Hoofdstuk 40 ~ 31 oktober 1981
~POV Elize~
31 oktober is aangebroken en ik voel me totaal niet goed vandaag. Sinds de gebeurtenis op mijn bruiloft is er natuurlijk een kans dat Albus een deel van ons plan weet en dat is kut. Alleen is er nu nog een probleem bijgekomen. Niek en Stefan zijn samen met Remus op missie aan de andere kant van het land en ik heb daarstraks Niek zijn Patronus ontvangen en die zei letterlijk het volgende:' Hii, Elies. Stefan en ik zijn bang dat je het vanavond alleen moet doen. Zoals je weet, zitten Steef, Rem en ik achter een stel Death Eaters aan en we zijn er eergisteren achtergekomen, dat ze hetzelfde dorp weer in de hens willen zetten.

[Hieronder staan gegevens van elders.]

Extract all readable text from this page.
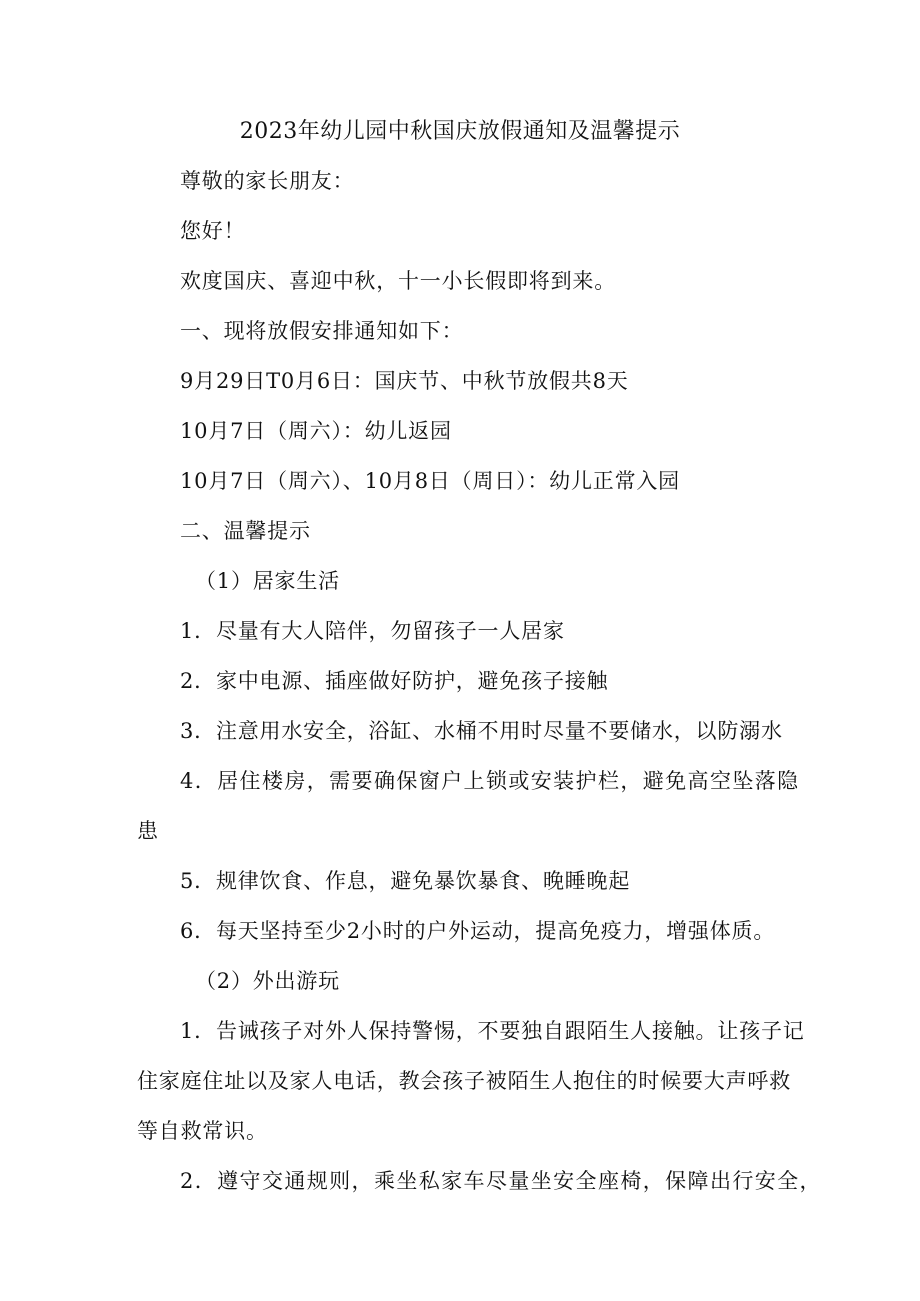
2023年幼儿园中秋国庆放假通知及温馨提示
尊敬的家长朋友：
您好！
欢度国庆、喜迎中秋，十一小长假即将到来。
一、现将放假安排通知如下：
9月29日T0月6日：国庆节、中秋节放假共8天
10月7日（周六）：幼儿返园
10月7日（周六）、10月8日（周日）：幼儿正常入园
二、温馨提示
（1）居家生活
1．尽量有大人陪伴，勿留孩子一人居家
2．家中电源、插座做好防护，避免孩子接触
3．注意用水安全，浴缸、水桶不用时尽量不要储水，以防溺水
4．居住楼房，需要确保窗户上锁或安装护栏，避免高空坠落隐
患
5．规律饮食、作息，避免暴饮暴食、晚睡晚起
6．每天坚持至少2小时的户外运动，提高免疫力，增强体质。
（2）外出游玩
1．告诫孩子对外人保持警惕，不要独自跟陌生人接触。让孩子记
住家庭住址以及家人电话，教会孩子被陌生人抱住的时候要大声呼救
等自救常识。
2．遵守交通规则，乘坐私家车尽量坐安全座椅，保障出行安全，
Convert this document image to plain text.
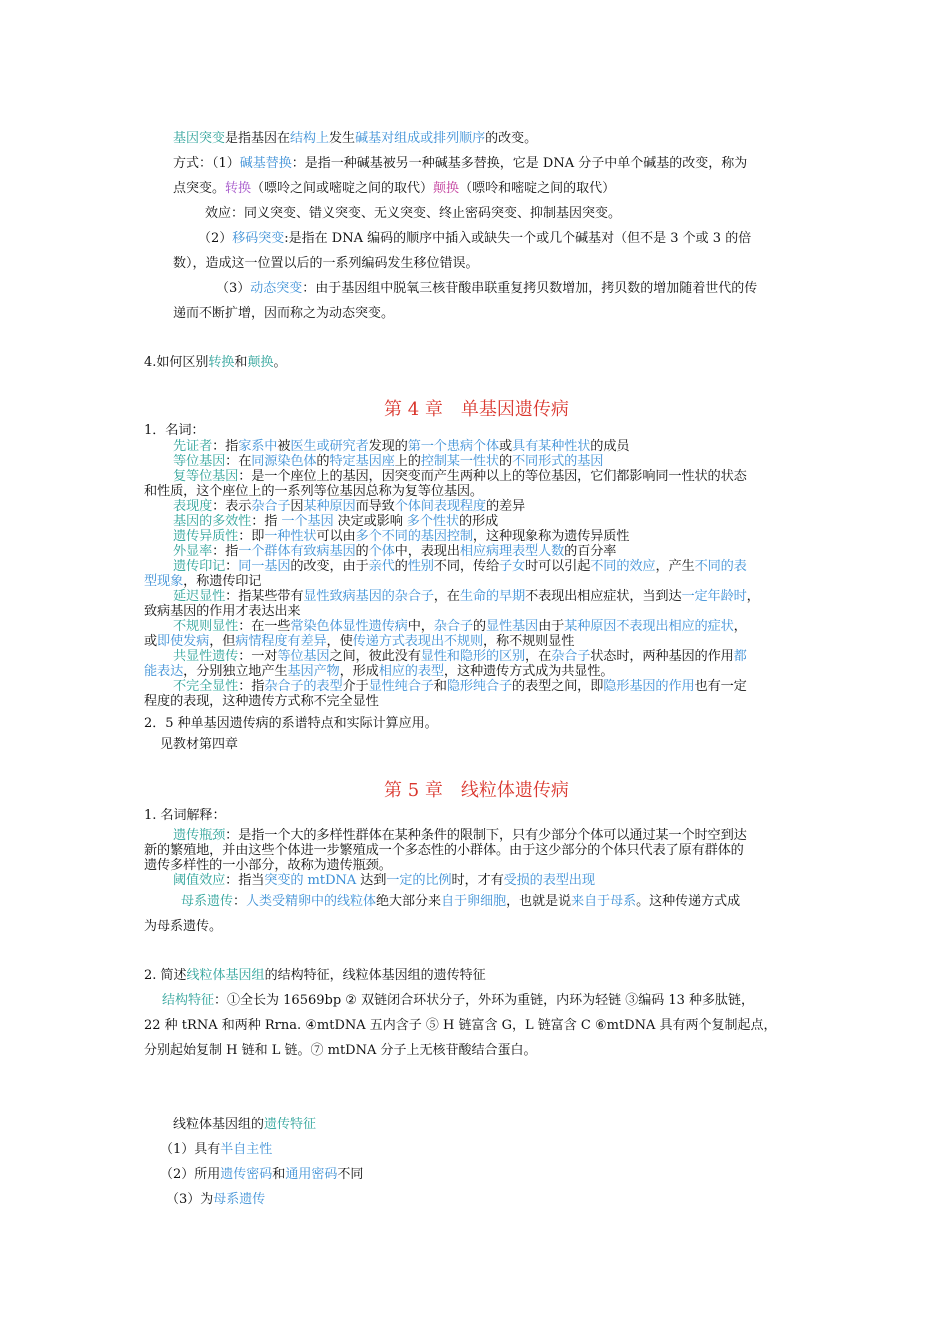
基因突变是指基因在结构上发生碱基对组成或排列顺序的改变。
方式：（1）碱基替换：是指一种碱基被另一种碱基多替换，它是 DNA 分子中单个碱基的改变，称为
点突变。转换（嘌呤之间或嘧啶之间的取代）颠换（嘌呤和嘧啶之间的取代）
效应：同义突变、错义突变、无义突变、终止密码突变、抑制基因突变。
（2）移码突变:是指在 DNA 编码的顺序中插入或缺失一个或几个碱基对（但不是 3 个或 3 的倍
数），造成这一位置以后的一系列编码发生移位错误。
（3）动态突变：由于基因组中脱氧三核苷酸串联重复拷贝数增加，拷贝数的增加随着世代的传
递而不断扩增，因而称之为动态突变。
4.如何区别转换和颠换。
第 4 章　单基因遗传病
1．名词：
先证者：指家系中被医生或研究者发现的第一个患病个体或具有某种性状的成员
等位基因：在同源染色体的特定基因座上的控制某一性状的不同形式的基因
复等位基因：是一个座位上的基因，因突变而产生两种以上的等位基因，它们都影响同一性状的状态
和性质，这个座位上的一系列等位基因总称为复等位基因。
表现度：表示杂合子因某种原因而导致个体间表现程度的差异
基因的多效性：指 一个基因 决定或影响 多个性状的形成
遗传异质性：即一种性状可以由多个不同的基因控制，这种现象称为遗传异质性
外显率：指一个群体有致病基因的个体中，表现出相应病理表型人数的百分率
遗传印记：同一基因的改变，由于亲代的性别不同，传给子女时可以引起不同的效应，产生不同的表
型现象，称遗传印记
延迟显性：指某些带有显性致病基因的杂合子，在生命的早期不表现出相应症状，当到达一定年龄时，
致病基因的作用才表达出来
不规则显性：在一些常染色体显性遗传病中，杂合子的显性基因由于某种原因不表现出相应的症状，
或即使发病，但病情程度有差异，使传递方式表现出不规则，称不规则显性
共显性遗传：一对等位基因之间，彼此没有显性和隐形的区别，在杂合子状态时，两种基因的作用都
能表达，分别独立地产生基因产物，形成相应的表型，这种遗传方式成为共显性。
不完全显性：指杂合子的表型介于显性纯合子和隐形纯合子的表型之间，即隐形基因的作用也有一定
程度的表现，这种遗传方式称不完全显性
2．5 种单基因遗传病的系谱特点和实际计算应用。
见教材第四章
第 5 章　线粒体遗传病
1. 名词解释：
遗传瓶颈：是指一个大的多样性群体在某种条件的限制下，只有少部分个体可以通过某一个时空到达
新的繁殖地，并由这些个体进一步繁殖成一个多态性的小群体。由于这少部分的个体只代表了原有群体的
遗传多样性的一小部分，故称为遗传瓶颈。
阈值效应：指当突变的 mtDNA 达到一定的比例时，才有受损的表型出现
母系遗传：人类受精卵中的线粒体绝大部分来自于卵细胞，也就是说来自于母系。这种传递方式成
为母系遗传。
2. 简述线粒体基因组的结构特征，线粒体基因组的遗传特征
结构特征：①全长为 16569bp ② 双链闭合环状分子，外环为重链，内环为轻链 ③编码 13 种多肽链，
22 种 tRNA 和两种 Rrna. ④mtDNA 五内含子 ⑤ H 链富含 G，L 链富含 C ⑥mtDNA 具有两个复制起点，
分别起始复制 H 链和 L 链。⑦ mtDNA 分子上无核苷酸结合蛋白。
线粒体基因组的遗传特征
（1）具有半自主性
（2）所用遗传密码和通用密码不同
（3）为母系遗传
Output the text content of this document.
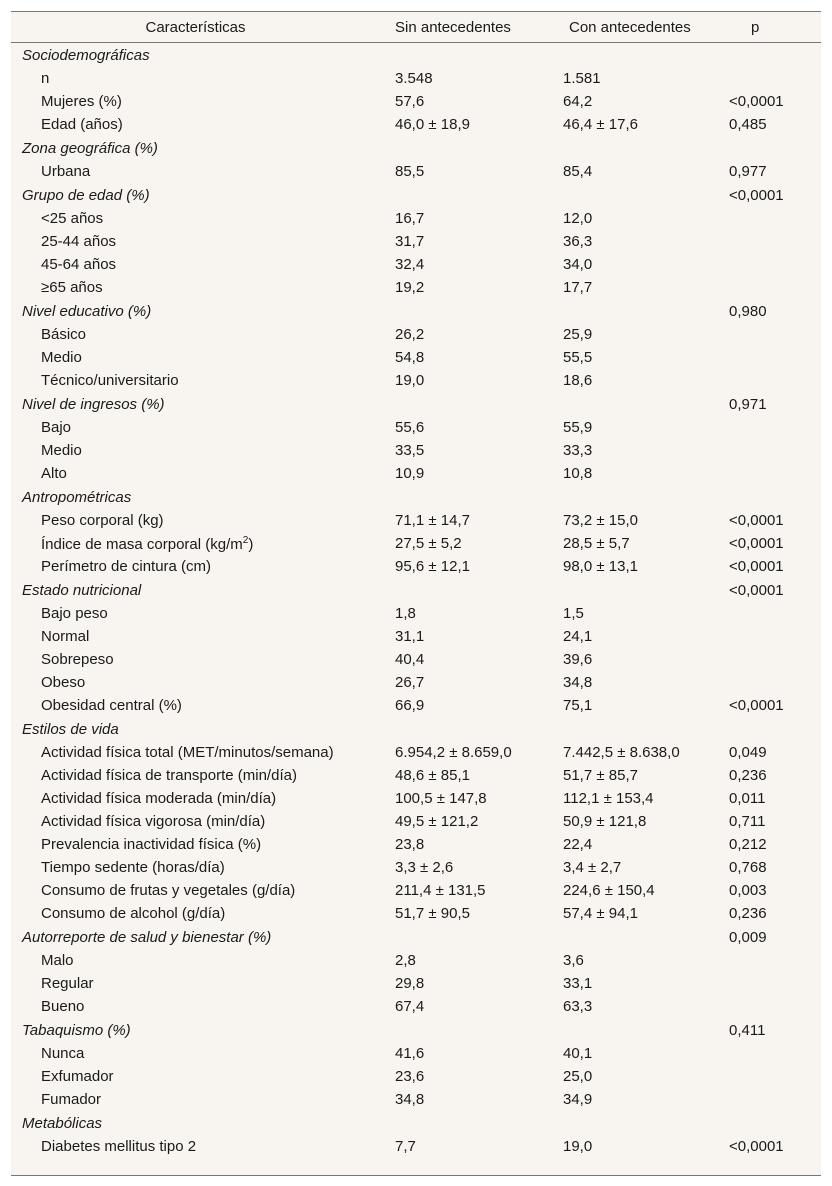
Características	Sin antecedentes	Con antecedentes	p
Sociodemográficas			
n	3.548	1.581	
Mujeres (%)	57,6	64,2	<0,0001
Edad (años)	46,0 ± 18,9	46,4 ± 17,6	0,485
Zona geográfica (%)			
Urbana	85,5	85,4	0,977
Grupo de edad (%)			<0,0001
<25 años	16,7	12,0	
25-44 años	31,7	36,3	
45-64 años	32,4	34,0	
≥65 años	19,2	17,7	
Nivel educativo (%)			0,980
Básico	26,2	25,9	
Medio	54,8	55,5	
Técnico/universitario	19,0	18,6	
Nivel de ingresos (%)			0,971
Bajo	55,6	55,9	
Medio	33,5	33,3	
Alto	10,9	10,8	
Antropométricas			
Peso corporal (kg)	71,1 ± 14,7	73,2 ± 15,0	<0,0001
Índice de masa corporal $(kg/m^2)$	27,5 ± 5,2	28,5 ± 5,7	<0,0001
Perímetro de cintura (cm)	95,6 ± 12,1	98,0 ± 13,1	<0,0001
Estado nutricional			<0,0001
Bajo peso	1,8	1,5	
Normal	31,1	24,1	
Sobrepeso	40,4	39,6	
Obeso	26,7	34,8	
Obesidad central (%)	66,9	75,1	<0,0001
Estilos de vida			
Actividad física total (MET/minutos/semana)	6.954,2 ± 8.659,0	7.442,5 ± 8.638,0	0,049
Actividad física de transporte (min/día)	48,6 ± 85,1	51,7 ± 85,7	0,236
Actividad física moderada (min/día)	100,5 ± 147,8	112,1 ± 153,4	0,011
Actividad física vigorosa (min/día)	49,5 ± 121,2	50,9 ± 121,8	0,711
Prevalencia inactividad física (%)	23,8	22,4	0,212
Tiempo sedente (horas/día)	3,3 ± 2,6	3,4 ± 2,7	0,768
Consumo de frutas y vegetales (g/día)	211,4 ± 131,5	224,6 ± 150,4	0,003
Consumo de alcohol (g/día)	51,7 ± 90,5	57,4 ± 94,1	0,236
Autorreporte de salud y bienestar (%)			0,009
Malo	2,8	3,6	
Regular	29,8	33,1	
Bueno	67,4	63,3	
Tabaquismo (%)			0,411
Nunca	41,6	40,1	
Exfumador	23,6	25,0	
Fumador	34,8	34,9	
Metabólicas			
Diabetes mellitus tipo 2	7,7	19,0	<0,0001
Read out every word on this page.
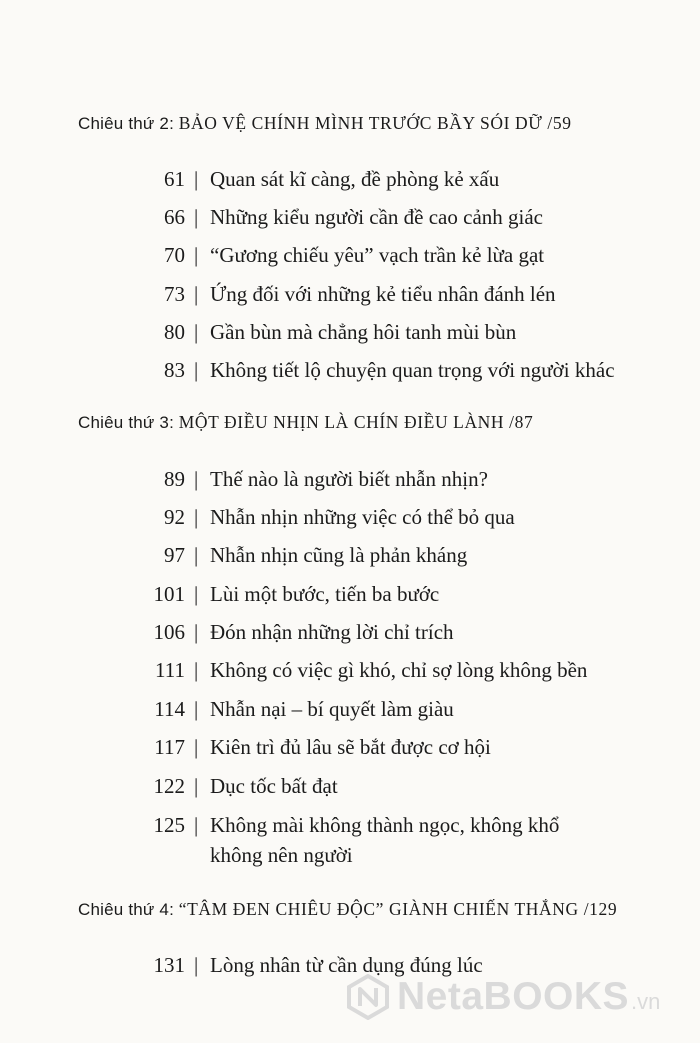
Chiêu thứ 2: BẢO VỆ CHÍNH MÌNH TRƯỚC BẦY SÓI DỮ /59
61 | Quan sát kĩ càng, đề phòng kẻ xấu
66 | Những kiểu người cần đề cao cảnh giác
70 | “Gương chiếu yêu” vạch trần kẻ lừa gạt
73 | Ứng đối với những kẻ tiểu nhân đánh lén
80 | Gần bùn mà chẳng hôi tanh mùi bùn
83 | Không tiết lộ chuyện quan trọng với người khác
Chiêu thứ 3: MỘT ĐIỀU NHỊN LÀ CHÍN ĐIỀU LÀNH /87
89 | Thế nào là người biết nhẫn nhịn?
92 | Nhẫn nhịn những việc có thể bỏ qua
97 | Nhẫn nhịn cũng là phản kháng
101 | Lùi một bước, tiến ba bước
106 | Đón nhận những lời chỉ trích
111 | Không có việc gì khó, chỉ sợ lòng không bền
114 | Nhẫn nại – bí quyết làm giàu
117 | Kiên trì đủ lâu sẽ bắt được cơ hội
122 | Dục tốc bất đạt
125 | Không mài không thành ngọc, không khổ
không nên người
Chiêu thứ 4: “TÂM ĐEN CHIÊU ĐỘC” GIÀNH CHIẾN THẮNG /129
131 | Lòng nhân từ cần dụng đúng lúc
NetaBOOKS .vn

Vanavond gaan ze het doen en we zijn nu het dorp weer aan het waarschuwen. Het spijt ons verschrikkelijk, maar we weten alle twee dat je het kunt en je de klus gaat klaren. Als het ons vanavond ook gelukt is en alle inwoners nogmaals gered zijn van een ramp, komen we weer naar huis. We houden van je en we hebben alle vertrouwen in je.' Nou, je kan dus wel begrijpen, dat ik me niet echt oké voel. Gisteren ben ik nog even langs James, Lily en Harry geweest, want ze mogen sinds vorige week het huis niet meer uit. Het was hartstikke gezellig en je kon merken, dat ze niet weten wat er vanavond gaat gebeuren. Ik staar wat voor me uit en zit diep in mijn gedachten. Er bestaat natuurlijk een kans, dat het vanavond allemaal misgaat. Zeker nu ik het alleen moet doen, maar ik ga er alles aan doen om het plan te laten slagen.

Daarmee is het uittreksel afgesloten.